Many websites load content dynamically using JavaScript, making it difficult to scrape data with traditional libraries like BeautifulSoup. In this tutorial, we will use Selenium to extract data from JavaScript-heavy websites.
Prerequisites
Ensure you have Python installed, along with the following libraries:
pip install selenium webdriver-manager
Step 1: Setting Up Selenium
First, we need to configure Selenium with a web driver to automate browser interactions.
from selenium import webdriver
from selenium.webdriver.chrome.service import Service
from webdriver_manager.chrome import ChromeDriverManager
# Set up the driver
service = Service(ChromeDriverManager().install())

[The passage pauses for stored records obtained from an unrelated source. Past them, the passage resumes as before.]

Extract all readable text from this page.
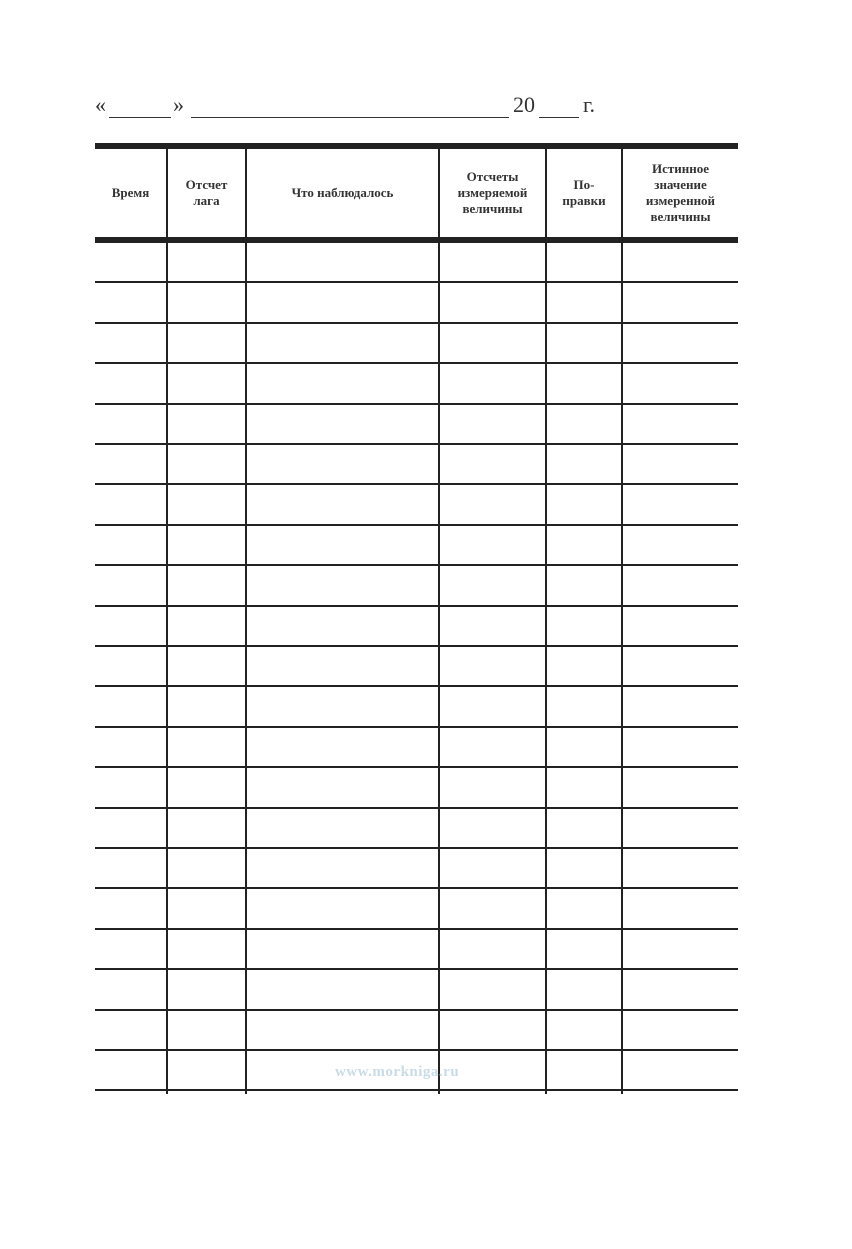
«	»	20 г.
Время
Отсчет
лага
Что наблюдалось
Отсчеты
измеряемой
величины
По-
правки
Истинное
значение
измеренной
величины
www.morkniga.ru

driver = webdriver.Chrome(service=service)
Step 2: Navigating a Dynamic Website
We can use Selenium to load a page and extract dynamically generated content.
url = "https://example.com"
driver.get(url)
# Wait for elements to load
from selenium.webdriver.common.by import By
from selenium.webdriver.support.ui import WebDriverWait
from selenium.webdriver.support import expected_conditions as EC
WebDriverWait(driver, 10).until(
EC.presence_of_element_located((By.CLASS_NAME, "dynamic-element"))
)
# Extract text
element = driver.find_element(By.CLASS_NAME, "dynamic-element")
print("Extracted Text:", element.text)
Step 3: Interacting with Web Elements
Selenium allows us to interact with buttons, input fields, and dropdowns.
search_box = driver.find_element(By.NAME, "q")
search_box.send_keys("Web Scraping with Selenium")
search_box.submit()
Step 4: Extracting Data from Multiple Pages
We can scrape multiple pages by clicking the 'Next' button.
while True:
try:
next_button = driver.find_element(By.LINK_TEXT, "Next")
next_button.click()
WebDriverWait(driver, 10).until(
EC.presence_of_element_located((By.CLASS_NAME, "dynamic-element"))
)
except:
print("No more pages.")
break
Step 5: Closing the Browser
After scraping, we should close the browser to free up resources.
driver.quit()
Conclusion
In this tutorial, we used Selenium to scrape dynamic websites that rely on JavaScript. With Selenium, you can automate interactions, extract real-time data, and navigate complex pages.
Note: Some websites detect automation tools. To avoid detection, consider using headless mode, rotating user agents, or implementing delays between actions.